Now that I've discussed conditions and overflow, I can explain what the dilemma is (or was, back when I was thinking about it). The way I see it, there are three methods of handling conditions and overflow (although two are much more similar than the third).
MIPS treats signed overflow (but not unsigned carry, which it provides no mechanism for detecting) as an exception. When an arithmetic instruction generates signed overflow, an overflow exception is generated, and the exception handler is called. Separate unsigned arithmetic instructions exist, which will not throw overflow exceptions.
Conditions, on the other hand, are implemented by a series of conditional branch instructions: beq (branch if two values are equal), bne (branch of two values are not equal), bltz (branch if value is less than zero), blez (branch if value is less than or equal to zero), bgtz (branch if greater than zero), bgez (branch if greater than or equal to zero).
While overflow exceptions can be convenient, this method has many shortcomings. First, comparisons of two values is cumbersome and slow, as they must be performed using a number of instructions. Testing for carry is similarly slow, and also requires multiple instructions. Finally, exceptions are slow. Even in a single-tasking system (like the Playstation, which uses a MIPS CPU), where the OS doesn't need to do complicated exception handling before control returns to the program (I benchmarked this taking more than 100,000 cycles on my NT computer), if the exception handler is called in kernel mode (as is the case for MIPS, x86, etc.), a full kernel mode transition is still required before the user mode handler (i.e. the catch block) can get invoked (I don't know about MIPS, but on x86 this kind of thing can take hundreds of cycles). Compare this to the worst case scenario in a Pentium 4 (the worst performing CPU I know of, with respect to unpredicted branches), where an incorrectly predicted branch can stall the CPU for 29 cycles.
x86 uses perhaps the most obvious method of handling conditions and overflows: a condition register. This register has flags for a wide variety of conditions, including carry, overflow, zero, signed, all four being set (or reset, as the case may be) by math and binary (and, or, etc.) instructions. In addition (and likely on account of the fact that the x86 only has 8 registers), x86 has two comparison instructions: CMP, which is equivalent to a subtraction, save that the result is not written to any register (thus conserving a register, while setting the flags from the operation), and TEST, which performs a binary and, then discards the result.

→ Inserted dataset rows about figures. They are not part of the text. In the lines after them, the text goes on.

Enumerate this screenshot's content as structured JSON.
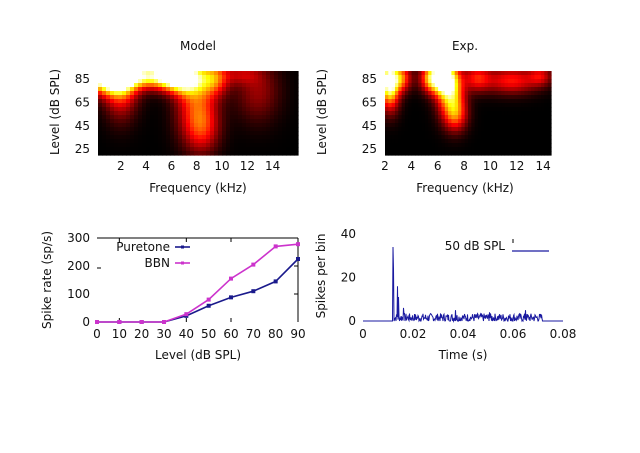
{
  "chart_data": [
    {
      "type": "heatmap",
      "title": "Model",
      "xlabel": "Frequency (kHz)",
      "ylabel": "Level (dB SPL)",
      "xlim": [
        0.2,
        16
      ],
      "ylim": [
        20,
        92
      ],
      "xticks": [
        "2",
        "4",
        "6",
        "8",
        "10",
        "12",
        "14"
      ],
      "xtick_values": [
        2,
        4,
        6,
        8,
        10,
        12,
        14
      ],
      "yticks": [
        "25",
        "45",
        "65",
        "85"
      ],
      "ytick_values": [
        25,
        45,
        65,
        85
      ],
      "colormap": "hot",
      "hotspots": [
        {
          "freq": 0.8,
          "level": 90,
          "intensity": 1.0,
          "sf": 1.2,
          "sl": 10
        },
        {
          "freq": 2.0,
          "level": 78,
          "intensity": 0.55,
          "sf": 0.9,
          "sl": 18
        },
        {
          "freq": 1.6,
          "level": 88,
          "intensity": 0.85,
          "sf": 1.4,
          "sl": 10
        },
        {
          "freq": 4.0,
          "level": 88,
          "intensity": 0.75,
          "sf": 1.5,
          "sl": 7
        },
        {
          "freq": 6.0,
          "level": 88,
          "intensity": 0.95,
          "sf": 1.0,
          "sl": 8
        },
        {
          "freq": 7.2,
          "level": 86,
          "intensity": 0.9,
          "sf": 1.0,
          "sl": 10
        },
        {
          "freq": 8.0,
          "level": 62,
          "intensity": 0.55,
          "sf": 1.1,
          "sl": 22
        },
        {
          "freq": 8.5,
          "level": 42,
          "intensity": 0.3,
          "sf": 0.9,
          "sl": 14
        },
        {
          "freq": 9.4,
          "level": 86,
          "intensity": 0.6,
          "sf": 0.8,
          "sl": 10
        },
        {
          "freq": 12.8,
          "level": 75,
          "intensity": 0.28,
          "sf": 1.2,
          "sl": 18
        },
        {
          "freq": 11.5,
          "level": 89,
          "intensity": 0.25,
          "sf": 1.0,
          "sl": 6
        }
      ]
    },
    {
      "type": "heatmap",
      "title": "Exp.",
      "xlabel": "Frequency (kHz)",
      "ylabel": "Level (dB SPL)",
      "xlim": [
        2,
        14.6
      ],
      "ylim": [
        20,
        92
      ],
      "xticks": [
        "2",
        "4",
        "6",
        "8",
        "10",
        "12",
        "14"
      ],
      "xtick_values": [
        2,
        4,
        6,
        8,
        10,
        12,
        14
      ],
      "yticks": [
        "25",
        "45",
        "65",
        "85"
      ],
      "ytick_values": [
        25,
        45,
        65,
        85
      ],
      "colormap": "hot",
      "hotspots": [
        {
          "freq": 2.3,
          "level": 86,
          "intensity": 1.0,
          "sf": 0.5,
          "sl": 10
        },
        {
          "freq": 2.4,
          "level": 72,
          "intensity": 0.6,
          "sf": 0.5,
          "sl": 12
        },
        {
          "freq": 3.3,
          "level": 86,
          "intensity": 0.6,
          "sf": 0.5,
          "sl": 8
        },
        {
          "freq": 5.5,
          "level": 86,
          "intensity": 0.7,
          "sf": 0.6,
          "sl": 8
        },
        {
          "freq": 6.5,
          "level": 86,
          "intensity": 1.15,
          "sf": 0.7,
          "sl": 10
        },
        {
          "freq": 7.0,
          "level": 70,
          "intensity": 0.75,
          "sf": 0.7,
          "sl": 14
        },
        {
          "freq": 7.4,
          "level": 54,
          "intensity": 0.45,
          "sf": 0.6,
          "sl": 10
        },
        {
          "freq": 9.0,
          "level": 86,
          "intensity": 0.45,
          "sf": 0.7,
          "sl": 8
        },
        {
          "freq": 11.6,
          "level": 84,
          "intensity": 0.5,
          "sf": 1.4,
          "sl": 8
        },
        {
          "freq": 13.8,
          "level": 88,
          "intensity": 0.35,
          "sf": 0.6,
          "sl": 6
        }
      ]
    },
    {
      "type": "line",
      "title": "",
      "xlabel": "Level (dB SPL)",
      "ylabel": "Spike rate (sp/s)",
      "xlim": [
        0,
        90
      ],
      "ylim": [
        0,
        300
      ],
      "xticks": [
        "0",
        "10",
        "20",
        "30",
        "40",
        "50",
        "60",
        "70",
        "80",
        "90"
      ],
      "xtick_values": [
        0,
        10,
        20,
        30,
        40,
        50,
        60,
        70,
        80,
        90
      ],
      "yticks": [
        "0",
        "100",
        "200",
        "300"
      ],
      "ytick_values": [
        0,
        100,
        200,
        300
      ],
      "x": [
        0,
        10,
        20,
        30,
        40,
        50,
        60,
        70,
        80,
        90
      ],
      "legend": "top-left",
      "series": [
        {
          "name": "Puretone",
          "color": "#1a1a8c",
          "values": [
            0,
            0,
            0,
            0,
            22,
            58,
            88,
            110,
            145,
            225
          ]
        },
        {
          "name": "BBN",
          "color": "#cc33cc",
          "values": [
            0,
            0,
            0,
            0,
            28,
            80,
            155,
            205,
            270,
            278
          ]
        }
      ]
    },
    {
      "type": "line",
      "title": "",
      "xlabel": "Time (s)",
      "ylabel": "Spikes per bin",
      "xlim": [
        0,
        0.08
      ],
      "ylim": [
        0,
        40
      ],
      "xticks": [
        "0",
        "0.02",
        "0.04",
        "0.06",
        "0.08"
      ],
      "xtick_values": [
        0,
        0.02,
        0.04,
        0.06,
        0.08
      ],
      "yticks": [
        "0",
        "20",
        "40"
      ],
      "ytick_values": [
        0,
        20,
        40
      ],
      "legend": "top-right",
      "series": [
        {
          "name": "50 dB SPL",
          "color": "#1a1aa0",
          "onset": 0.012,
          "offset": 0.072,
          "peaks": [
            {
              "t": 0.012,
              "v": 34
            },
            {
              "t": 0.0123,
              "v": 24
            },
            {
              "t": 0.0138,
              "v": 16
            },
            {
              "t": 0.0142,
              "v": 11
            },
            {
              "t": 0.0162,
              "v": 6
            },
            {
              "t": 0.037,
              "v": 5
            },
            {
              "t": 0.065,
              "v": 5
            },
            {
              "t": 0.0505,
              "v": 4
            }
          ],
          "sustained_mean": 1.5,
          "sustained_jitter": 2
        }
      ]
    }
  ]
}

x86 offers three ways of responding to conditions. First, conditional branches allow for branching based on various conditions, such as greater than, less than, carry, signed, etc. As well, conditional set instructions set a register depending on whether the condition is true (1) or false (0); this is commonly used for complex boolean algebra expressions. Finally, conditional move instructions perform a move only if the condition is true. The conditional set and condition move instructions are of particular value, as they allow actions other than branches (which can be mispredicted) to be taken based on conditions.
PowerPC uses a similar but simpler method of handling conditions and overflow. It also uses a condition register, comparison instructions (similar to the x86 CMP command), and conditional branches, but does not support conditional moves or sets. What is noteworthy, however, is that each math and logical instruction comes in two flavors: those that set the condition register, and those that don't. This allows other math operations to come between the condition register being set and the action taken as a result.